John Collins
- Full name: John Ernest Collins
- Born: 16 January 1931 Aberavon, Wales
- Died: 9 May 2017 (aged 86) Port Talbot, Wales

Rugby union career
- Position: Wing three–quarter

International career
- Years: Team / Apps / (Points)
- 1958–61: Wales / 10 / (9)

= John Collins (rugby union, born 1931) =

 John Ernest Collins (16 January 1931 – 9 May 2017) was a Welsh international rugby union player.

Collins was born in Aberavon and educated at St Joseph's School, where he picked up rugby.
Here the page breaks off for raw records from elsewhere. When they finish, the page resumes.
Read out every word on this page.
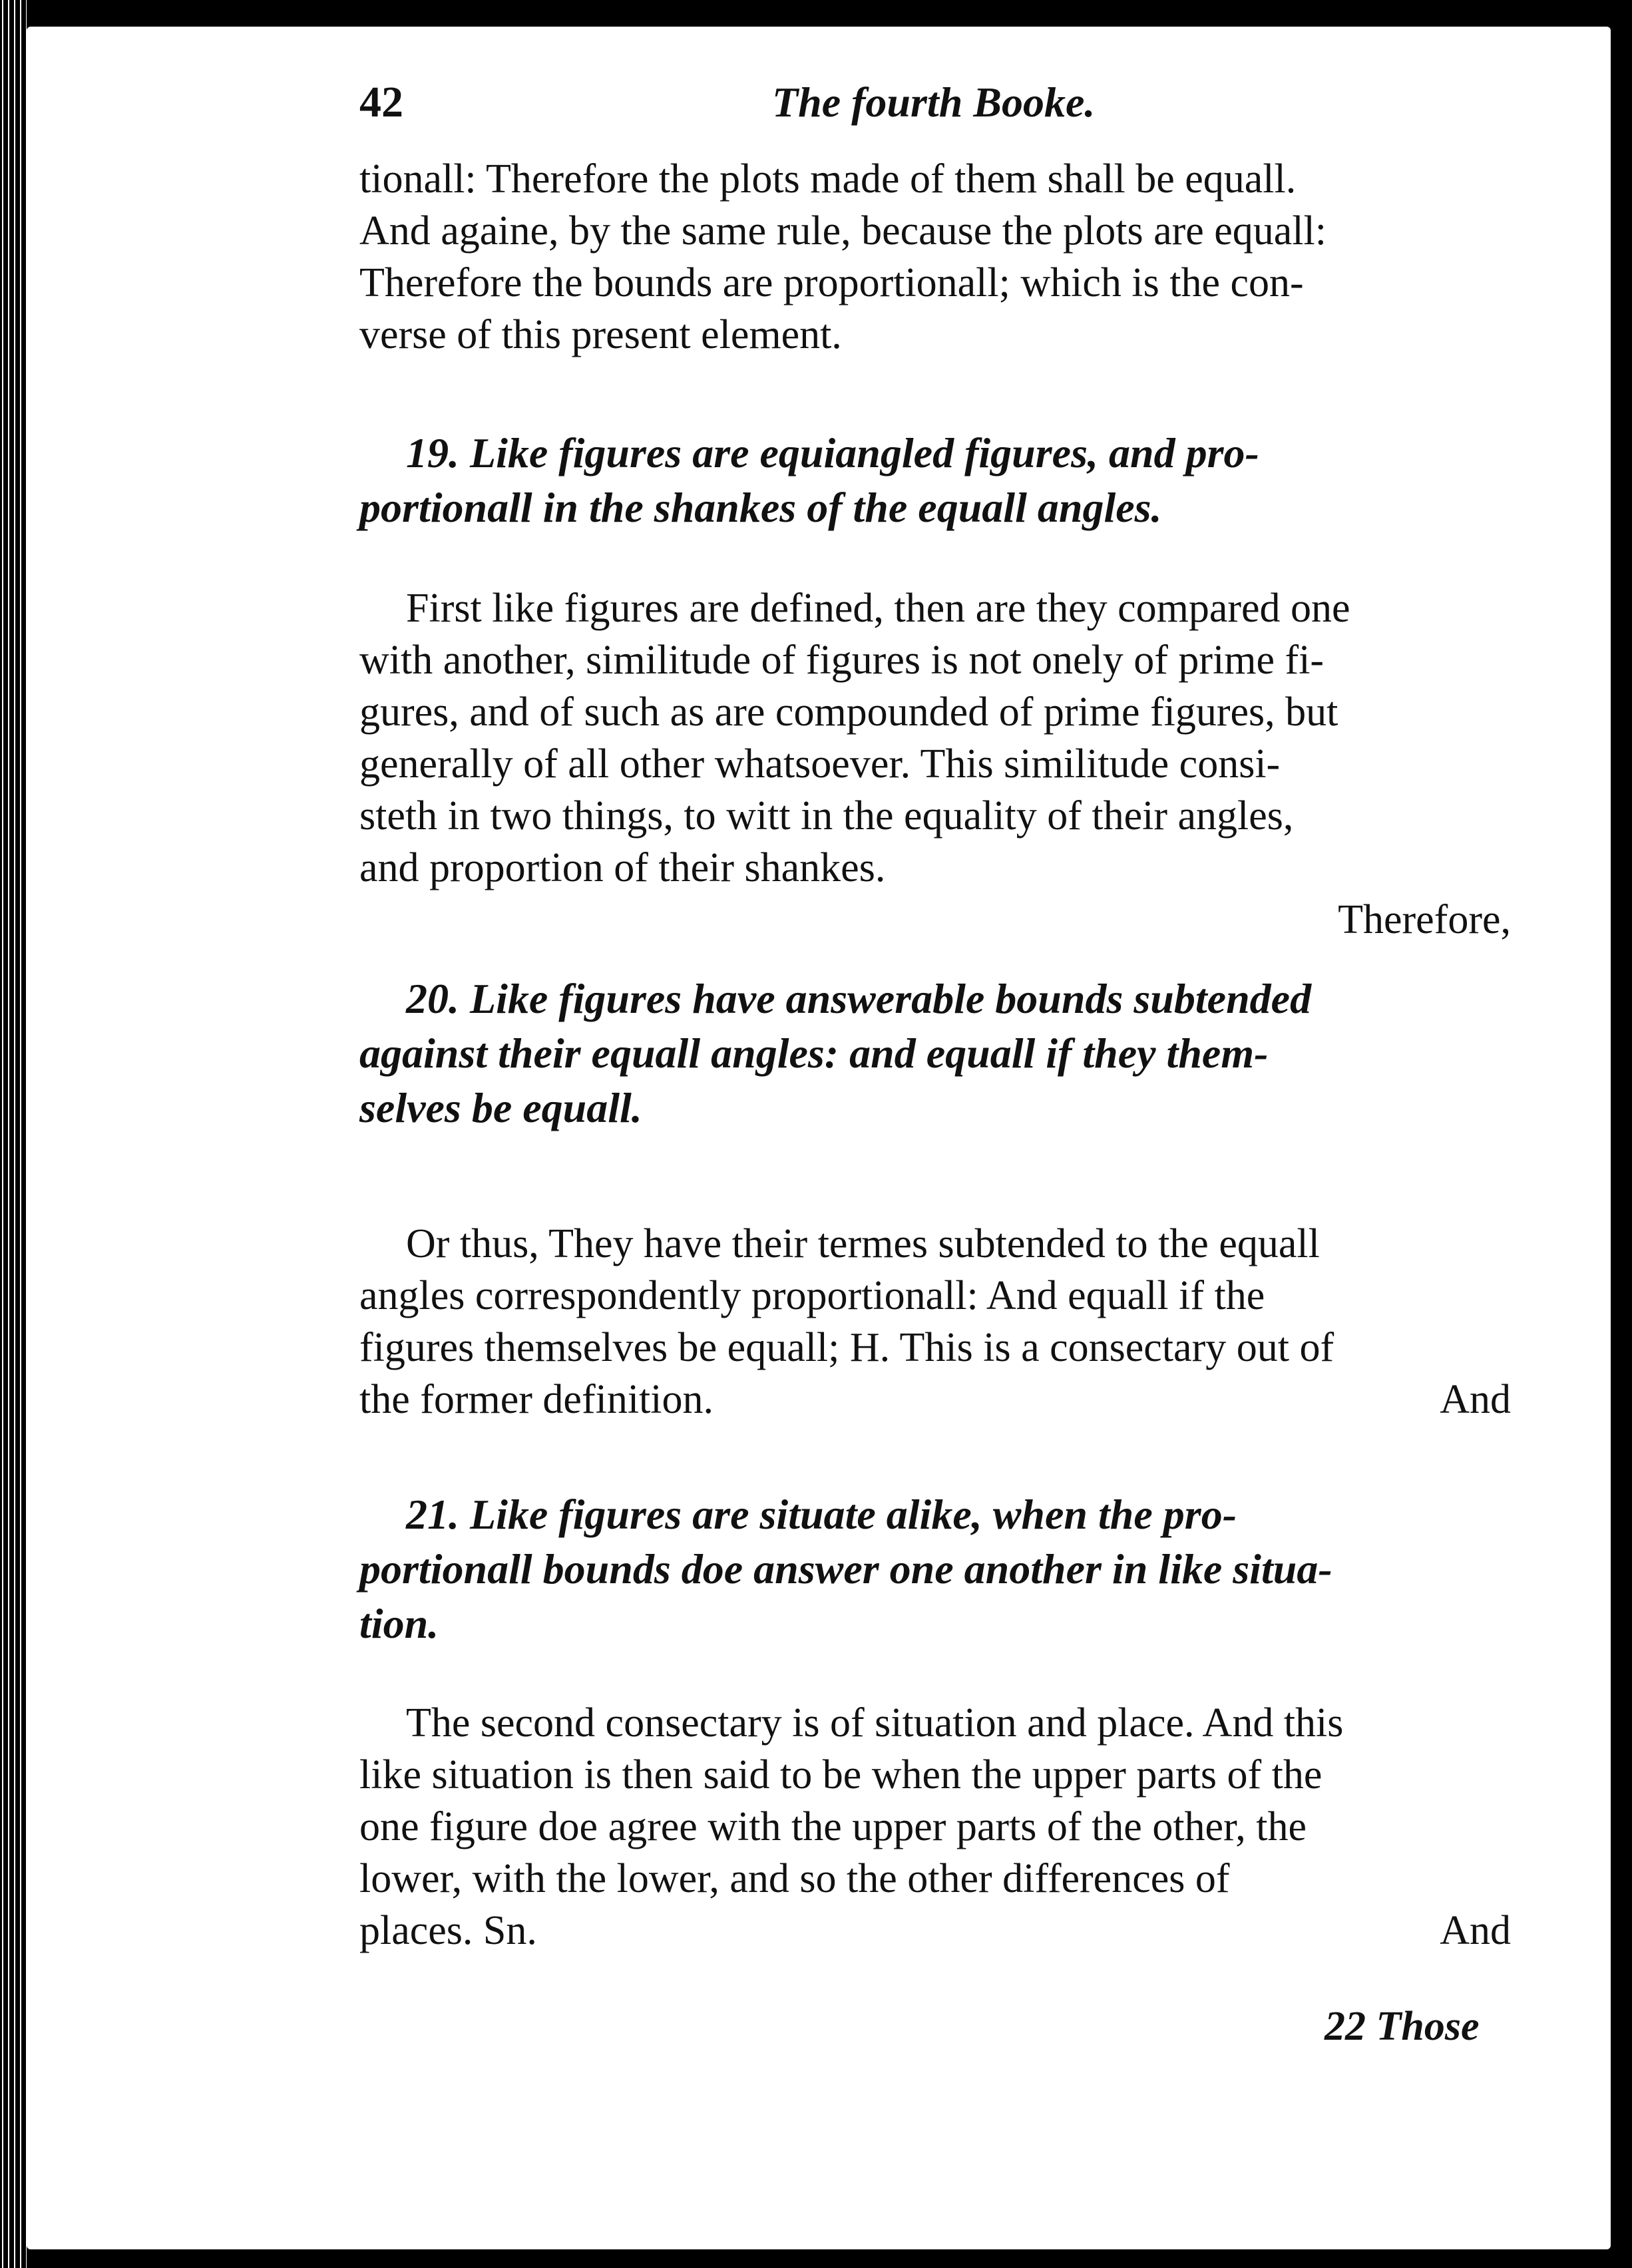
42	The fourth Booke.

tionall: Therefore the plots made of them shall be equall.

And againe, by the same rule, because the plots are equall:

Therefore the bounds are proportionall; which is the con-

verse of this present element.

19. Like figures are equiangled figures, and pro-

portionall in the shankes of the equall angles.

First like figures are defined, then are they compared one

with another, similitude of figures is not onely of prime fi-

gures, and of such as are compounded of prime figures, but

generally of all other whatsoever. This similitude consi-

steth in two things, to witt in the equality of their angles,

and proportion of their shankes.

Therefore,

20. Like figures have answerable bounds subtended

against their equall angles: and equall if they them-

selves be equall.

Or thus, They have their termes subtended to the equall

angles correspondently proportionall: And equall if the

figures themselves be equall; H. This is a consectary out of

the former definition.	And

21. Like figures are situate alike, when the pro-

portionall bounds doe answer one another in like situa-

tion.

The second consectary is of situation and place. And this

like situation is then said to be when the upper parts of the

one figure doe agree with the upper parts of the other, the

lower, with the lower, and so the other differences of

places. Sn.	And
22 Those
A speedy player, Collins was the 1952 Welsh 440 yards national champion, making his well suited to a place on the wing with Aberavon RFC, for which he scored 122 tries over the years. He also played some rugby in England for Devonport Services, while on national service with the Royal Marines, and earned Barbarian representative honours.

Collins was capped 10 times for Wales between 1958 and 1961. He debuted against the Wallabies at Cardiff Arms Park and scored Wales's only try in a 9–3 win, before featuring in four Five Nations campaigns. In 1960, Collins also appeared against the Springboks in a match for a combined Neath and Aberavon team.

Outside of rugby, Collins worked as a steel erector at Margam Abbey Steelworks and later ran a bar in Majorca.